安倍政権は「戦後レジームからの脱却」を唱えていますが、その経済政策の基本的性格は、「戦時経済体制への回帰」なのです。
ところで私は、岸らによって確立された戦時経済体制――私はそれを「1940年体制」と呼んでいます――を必ずしも否定しているわけではありません。その体制は、戦後もほぼそのままの形で生き残り、戦後の復興や高度成長、そして石油ショックへの対応において、大きな役割を果たしたと評価しています。それは、当時の世界経済と技術の条件が、40年体制的な経済構造に有利に働いていたからです。
しかし、1980年代頃から、基本的条件が大きく変化しました。

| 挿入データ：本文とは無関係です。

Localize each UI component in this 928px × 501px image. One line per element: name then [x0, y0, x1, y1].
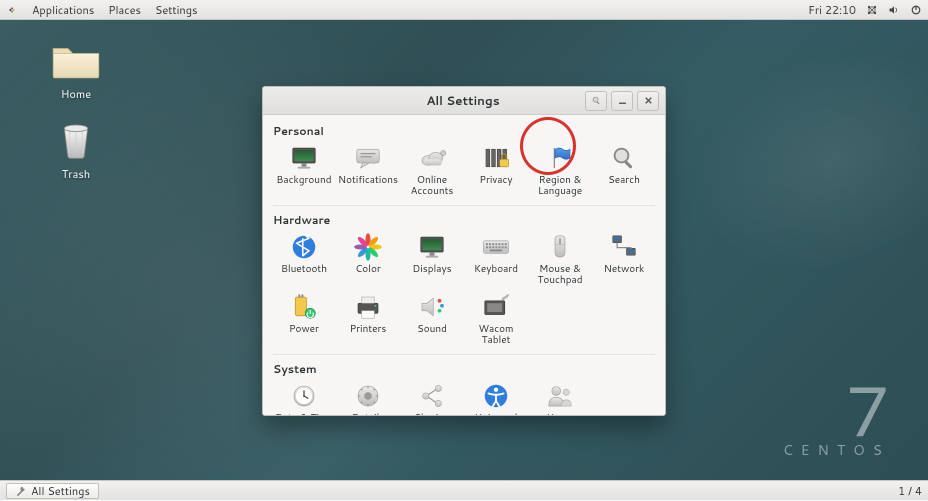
settings-item-universal-access[interactable]: Universal Access — [465, 379, 527, 415]
settings-item-sound[interactable]: Sound — [401, 290, 463, 348]
settings-item-background[interactable]: Background — [273, 141, 335, 199]
network-icon — [609, 232, 639, 262]
sound-icon — [417, 292, 447, 322]
details-icon — [353, 381, 383, 411]
volume-tray-icon[interactable] — [888, 4, 900, 16]
panel-clock[interactable]: Fri 22:10 — [808, 2, 856, 18]
color-icon — [353, 232, 383, 262]
settings-item-search[interactable]: Search — [593, 141, 655, 199]
settings-item-details[interactable]: Details — [337, 379, 399, 415]
power-tray-icon[interactable] — [910, 4, 922, 16]
desktop-icon-trash[interactable]: Trash — [36, 118, 116, 182]
desktop-wallpaper: 7 CENTOS Home Trash All Settings Persona… — [0, 0, 928, 500]
flag-icon — [545, 143, 575, 173]
printers-icon — [353, 292, 383, 322]
background-icon — [289, 143, 319, 173]
window-title: All Settings — [269, 92, 581, 109]
desktop-icon-home[interactable]: Home — [36, 38, 116, 102]
settings-item-wacom[interactable]: Wacom Tablet — [465, 290, 527, 348]
settings-window: All Settings Personal Background Notific… — [262, 86, 666, 416]
centos-logo-icon — [6, 4, 18, 16]
settings-item-online-accounts[interactable]: Online Accounts — [401, 141, 463, 199]
trash-icon — [50, 118, 102, 162]
menu-places[interactable]: Places — [108, 2, 141, 18]
top-panel: Applications Places Settings Fri 22:10 — [0, 0, 928, 20]
tablet-icon — [481, 292, 511, 322]
section-head-system: System — [273, 357, 655, 379]
clock-icon — [289, 381, 319, 411]
settings-item-mouse-touchpad[interactable]: Mouse & Touchpad — [529, 230, 591, 288]
desktop-icon-label: Home — [36, 86, 116, 102]
settings-item-printers[interactable]: Printers — [337, 290, 399, 348]
mouse-icon — [545, 232, 575, 262]
settings-item-sharing[interactable]: Sharing — [401, 379, 463, 415]
power-icon — [289, 292, 319, 322]
settings-item-privacy[interactable]: Privacy — [465, 141, 527, 199]
notifications-icon — [353, 143, 383, 173]
keyboard-icon — [481, 232, 511, 262]
privacy-icon — [481, 143, 511, 173]
minimize-button[interactable] — [611, 91, 633, 111]
online-accounts-icon — [417, 143, 447, 173]
accessibility-icon — [481, 381, 511, 411]
bluetooth-icon — [289, 232, 319, 262]
settings-item-region-language[interactable]: Region & Language — [529, 141, 591, 199]
settings-item-color[interactable]: Color — [337, 230, 399, 288]
close-button[interactable] — [637, 91, 659, 111]
settings-item-users[interactable]: Users — [529, 379, 591, 415]
users-icon — [545, 381, 575, 411]
section-head-hardware: Hardware — [273, 208, 655, 230]
settings-body: Personal Background Notifications Online… — [263, 115, 665, 415]
displays-icon — [417, 232, 447, 262]
search-icon — [609, 143, 639, 173]
workspace-indicator[interactable]: 1 / 4 — [898, 483, 922, 499]
settings-item-notifications[interactable]: Notifications — [337, 141, 399, 199]
taskbar-button-all-settings[interactable]: All Settings — [6, 483, 99, 499]
sharing-icon — [417, 381, 447, 411]
settings-item-date-time[interactable]: Date & Time — [273, 379, 335, 415]
settings-item-power[interactable]: Power — [273, 290, 335, 348]
settings-item-network[interactable]: Network — [593, 230, 655, 288]
settings-item-displays[interactable]: Displays — [401, 230, 463, 288]
section-head-personal: Personal — [273, 119, 655, 141]
settings-item-keyboard[interactable]: Keyboard — [465, 230, 527, 288]
window-titlebar[interactable]: All Settings — [263, 87, 665, 115]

中国が工業化し、IT(情報通信技術)が発展したために、市場経済の有効性が高まったのです。逆に言えば、40年体制的な経済の有効性が失われたのです。
1980年代後半のバブルは、そうした条件変化にもかかわらず、従来の経済体制を維持しようとしたことの結果であると解釈することができます。1990年代以降の日本経済の長期的停滞も、基本的には、日本人が40年体制的な考え方(大組織依存、政府依存)から抜け出せないためにもたらされているものです。
「政府が経済成長を主導する」という考えは、現代の世界ではアナクロニズムになっているのです。安倍内閣の経済政策に欠けている最大のものは、この歴史認識です。
正しい歴史認識を持ち、40年体制的な考えから脱却することができるかどうか、それが日本の未来を決めるでしょう。